The positive drug test shows that Clomiphene was in Garcia's system. Clomiphene is a drug on the USADA banned list in sports because it helps block estrogen's effects and restore testosterone levels to normal in a fashion similar to TRT treatment in men. The athletic benefits of Clomiphene are extremely limited for women - except in one aspect: helping with female infertility.
Clomiphene, when used for women, is supposed to be used as a fertility drug.
This means it is possible that Garcia was not using the drug to gain a competitive advantage - and that seems to the conclusion the USADA came to. Below is an excerpt from their report and you can read the entire report right here.

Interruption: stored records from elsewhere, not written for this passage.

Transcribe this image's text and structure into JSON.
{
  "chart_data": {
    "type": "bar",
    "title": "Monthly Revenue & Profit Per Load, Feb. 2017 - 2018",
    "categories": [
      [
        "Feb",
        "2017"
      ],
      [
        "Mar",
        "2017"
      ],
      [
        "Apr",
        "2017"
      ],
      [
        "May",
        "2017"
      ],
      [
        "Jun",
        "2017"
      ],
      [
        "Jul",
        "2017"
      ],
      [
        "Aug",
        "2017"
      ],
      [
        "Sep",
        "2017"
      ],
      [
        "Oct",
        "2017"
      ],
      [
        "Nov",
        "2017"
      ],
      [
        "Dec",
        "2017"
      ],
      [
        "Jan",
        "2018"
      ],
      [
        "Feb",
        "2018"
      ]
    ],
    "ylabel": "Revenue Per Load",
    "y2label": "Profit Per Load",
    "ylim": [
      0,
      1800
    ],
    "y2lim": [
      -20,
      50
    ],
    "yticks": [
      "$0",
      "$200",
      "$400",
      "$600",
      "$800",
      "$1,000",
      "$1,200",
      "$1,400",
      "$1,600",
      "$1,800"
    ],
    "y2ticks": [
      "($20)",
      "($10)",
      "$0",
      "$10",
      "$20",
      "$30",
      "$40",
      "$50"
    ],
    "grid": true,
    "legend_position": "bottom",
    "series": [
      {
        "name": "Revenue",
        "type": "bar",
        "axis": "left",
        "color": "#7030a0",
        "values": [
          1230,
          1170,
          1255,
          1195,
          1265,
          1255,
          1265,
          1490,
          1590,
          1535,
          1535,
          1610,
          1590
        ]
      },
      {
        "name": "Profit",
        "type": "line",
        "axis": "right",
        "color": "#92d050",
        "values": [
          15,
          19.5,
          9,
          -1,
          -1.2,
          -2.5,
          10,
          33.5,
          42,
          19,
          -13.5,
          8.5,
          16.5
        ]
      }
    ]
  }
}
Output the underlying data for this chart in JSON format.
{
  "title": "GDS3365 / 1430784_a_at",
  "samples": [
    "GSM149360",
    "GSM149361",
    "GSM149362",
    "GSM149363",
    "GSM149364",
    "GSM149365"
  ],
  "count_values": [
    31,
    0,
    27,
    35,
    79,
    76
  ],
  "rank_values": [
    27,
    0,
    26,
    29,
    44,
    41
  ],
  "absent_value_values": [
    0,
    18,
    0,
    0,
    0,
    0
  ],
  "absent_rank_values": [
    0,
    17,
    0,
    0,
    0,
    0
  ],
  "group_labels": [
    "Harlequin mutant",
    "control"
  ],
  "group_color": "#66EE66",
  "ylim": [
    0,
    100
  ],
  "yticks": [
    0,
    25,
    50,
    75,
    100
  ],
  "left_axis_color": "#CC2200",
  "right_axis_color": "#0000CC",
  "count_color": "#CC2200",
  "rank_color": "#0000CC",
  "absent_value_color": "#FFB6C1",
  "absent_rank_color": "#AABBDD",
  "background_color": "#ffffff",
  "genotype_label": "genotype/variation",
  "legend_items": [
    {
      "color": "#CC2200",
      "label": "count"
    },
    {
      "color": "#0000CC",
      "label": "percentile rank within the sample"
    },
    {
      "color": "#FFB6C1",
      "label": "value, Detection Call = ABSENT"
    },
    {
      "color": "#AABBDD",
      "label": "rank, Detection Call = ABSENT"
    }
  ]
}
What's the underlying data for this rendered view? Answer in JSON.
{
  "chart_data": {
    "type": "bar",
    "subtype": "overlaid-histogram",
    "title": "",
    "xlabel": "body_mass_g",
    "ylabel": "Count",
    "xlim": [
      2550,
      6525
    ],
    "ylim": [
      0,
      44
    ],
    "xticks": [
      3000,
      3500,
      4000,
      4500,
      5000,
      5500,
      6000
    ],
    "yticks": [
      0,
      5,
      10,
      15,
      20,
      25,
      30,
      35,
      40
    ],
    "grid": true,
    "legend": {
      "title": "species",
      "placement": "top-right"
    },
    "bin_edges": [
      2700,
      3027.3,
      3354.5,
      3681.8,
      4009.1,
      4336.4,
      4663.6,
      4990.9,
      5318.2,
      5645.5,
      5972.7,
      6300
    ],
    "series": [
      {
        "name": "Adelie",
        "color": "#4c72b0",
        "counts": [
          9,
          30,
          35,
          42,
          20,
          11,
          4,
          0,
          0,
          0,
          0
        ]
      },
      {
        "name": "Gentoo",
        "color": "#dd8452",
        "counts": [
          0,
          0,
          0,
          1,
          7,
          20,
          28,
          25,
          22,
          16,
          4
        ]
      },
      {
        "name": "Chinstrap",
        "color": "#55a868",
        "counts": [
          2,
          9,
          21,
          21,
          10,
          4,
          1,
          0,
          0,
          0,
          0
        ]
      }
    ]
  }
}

After a thorough review of the case, USADA was able to conclude, to a comfortable satisfaction, that Garcia had not acted negligently and was not at fault for the positive test. Although Garcia was not found to be at fault or to have acted negligently, in accordance with the Code, a violation of the anti-doping rules in connection with an In-Competition test automatically leads to the disqualification of all results obtained in that competition. While her results from the IBJJF World Jiu-Jitsu Championships shall be disqualified, Garcia did not receive a period of ineligibility and, in accordance with the Code, remains eligible to compete.

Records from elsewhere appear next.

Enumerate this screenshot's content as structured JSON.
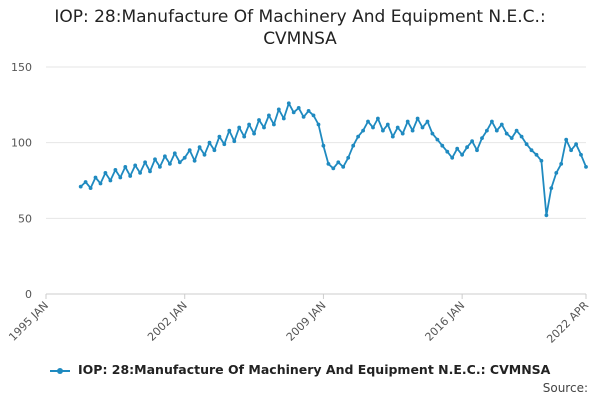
{
  "title_line1": "IOP: 28:Manufacture Of Machinery And Equipment N.E.C.:",
  "title_line2": "CVMNSA",
  "source_label": "Source:",
  "colors": {
    "series": "#1f8ac0",
    "grid": "#e6e6e6",
    "axis_text": "#555555"
  },
  "chart_data": {
    "type": "line",
    "title": "IOP: 28:Manufacture Of Machinery And Equipment N.E.C.: CVMNSA",
    "xlabel": "",
    "ylabel": "",
    "ylim": [
      0,
      150
    ],
    "y_ticks": [
      0,
      50,
      100,
      150
    ],
    "x_range": [
      "1995-01",
      "2022-04"
    ],
    "x_ticks": [
      {
        "date": "1995-01",
        "label": "1995 JAN"
      },
      {
        "date": "2002-01",
        "label": "2002 JAN"
      },
      {
        "date": "2009-01",
        "label": "2009 JAN"
      },
      {
        "date": "2016-01",
        "label": "2016 JAN"
      },
      {
        "date": "2022-04",
        "label": "2022 APR"
      }
    ],
    "grid": true,
    "legend_position": "bottom",
    "series": [
      {
        "name": "IOP: 28:Manufacture Of Machinery And Equipment N.E.C.: CVMNSA",
        "points": [
          [
            "1996-10",
            71
          ],
          [
            "1997-01",
            74
          ],
          [
            "1997-04",
            70
          ],
          [
            "1997-07",
            77
          ],
          [
            "1997-10",
            73
          ],
          [
            "1998-01",
            80
          ],
          [
            "1998-04",
            75
          ],
          [
            "1998-07",
            82
          ],
          [
            "1998-10",
            77
          ],
          [
            "1999-01",
            84
          ],
          [
            "1999-04",
            78
          ],
          [
            "1999-07",
            85
          ],
          [
            "1999-10",
            80
          ],
          [
            "2000-01",
            87
          ],
          [
            "2000-04",
            81
          ],
          [
            "2000-07",
            89
          ],
          [
            "2000-10",
            84
          ],
          [
            "2001-01",
            91
          ],
          [
            "2001-04",
            86
          ],
          [
            "2001-07",
            93
          ],
          [
            "2001-10",
            87
          ],
          [
            "2002-01",
            90
          ],
          [
            "2002-04",
            95
          ],
          [
            "2002-07",
            88
          ],
          [
            "2002-10",
            97
          ],
          [
            "2003-01",
            92
          ],
          [
            "2003-04",
            100
          ],
          [
            "2003-07",
            95
          ],
          [
            "2003-10",
            104
          ],
          [
            "2004-01",
            99
          ],
          [
            "2004-04",
            108
          ],
          [
            "2004-07",
            101
          ],
          [
            "2004-10",
            110
          ],
          [
            "2005-01",
            104
          ],
          [
            "2005-04",
            112
          ],
          [
            "2005-07",
            106
          ],
          [
            "2005-10",
            115
          ],
          [
            "2006-01",
            110
          ],
          [
            "2006-04",
            118
          ],
          [
            "2006-07",
            112
          ],
          [
            "2006-10",
            122
          ],
          [
            "2007-01",
            116
          ],
          [
            "2007-04",
            126
          ],
          [
            "2007-07",
            120
          ],
          [
            "2007-10",
            123
          ],
          [
            "2008-01",
            117
          ],
          [
            "2008-04",
            121
          ],
          [
            "2008-07",
            118
          ],
          [
            "2008-10",
            112
          ],
          [
            "2009-01",
            98
          ],
          [
            "2009-04",
            86
          ],
          [
            "2009-07",
            83
          ],
          [
            "2009-10",
            87
          ],
          [
            "2010-01",
            84
          ],
          [
            "2010-04",
            90
          ],
          [
            "2010-07",
            98
          ],
          [
            "2010-10",
            104
          ],
          [
            "2011-01",
            108
          ],
          [
            "2011-04",
            114
          ],
          [
            "2011-07",
            110
          ],
          [
            "2011-10",
            116
          ],
          [
            "2012-01",
            108
          ],
          [
            "2012-04",
            112
          ],
          [
            "2012-07",
            104
          ],
          [
            "2012-10",
            110
          ],
          [
            "2013-01",
            106
          ],
          [
            "2013-04",
            114
          ],
          [
            "2013-07",
            108
          ],
          [
            "2013-10",
            116
          ],
          [
            "2014-01",
            110
          ],
          [
            "2014-04",
            114
          ],
          [
            "2014-07",
            106
          ],
          [
            "2014-10",
            102
          ],
          [
            "2015-01",
            98
          ],
          [
            "2015-04",
            94
          ],
          [
            "2015-07",
            90
          ],
          [
            "2015-10",
            96
          ],
          [
            "2016-01",
            92
          ],
          [
            "2016-04",
            97
          ],
          [
            "2016-07",
            101
          ],
          [
            "2016-10",
            95
          ],
          [
            "2017-01",
            103
          ],
          [
            "2017-04",
            108
          ],
          [
            "2017-07",
            114
          ],
          [
            "2017-10",
            108
          ],
          [
            "2018-01",
            112
          ],
          [
            "2018-04",
            106
          ],
          [
            "2018-07",
            103
          ],
          [
            "2018-10",
            108
          ],
          [
            "2019-01",
            104
          ],
          [
            "2019-04",
            99
          ],
          [
            "2019-07",
            95
          ],
          [
            "2019-10",
            92
          ],
          [
            "2020-01",
            88
          ],
          [
            "2020-04",
            52
          ],
          [
            "2020-07",
            70
          ],
          [
            "2020-10",
            80
          ],
          [
            "2021-01",
            86
          ],
          [
            "2021-04",
            102
          ],
          [
            "2021-07",
            95
          ],
          [
            "2021-10",
            99
          ],
          [
            "2022-01",
            92
          ],
          [
            "2022-04",
            84
          ]
        ]
      }
    ]
  }
}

Historically, female track athletes have tested positive for Clomiphene in the past and have generally not been punished harshly, as the substance is seen as having few athletic benefits and is normally a sign of the difficulty of attempting to have a child while a high level female athlete. High level athletic training and higher rates of infertility have been linked, so often female athletes need the help of fertility drugs to become pregnant.
It may be possible that she is attempting to start a family. This also could help explain why Gabi hasn't competed in an IBJJF tournament since the 2013 Worlds, nearly a year ago at this point.
While this isn't the only possible explanation for the presence of Clomiphene in her system, it should be taken into account and snap conclusions should be tempered. There are stories of Clomiphene being used as a masking agent, but USADA appears to be satisfied that Garcia did not use it as such.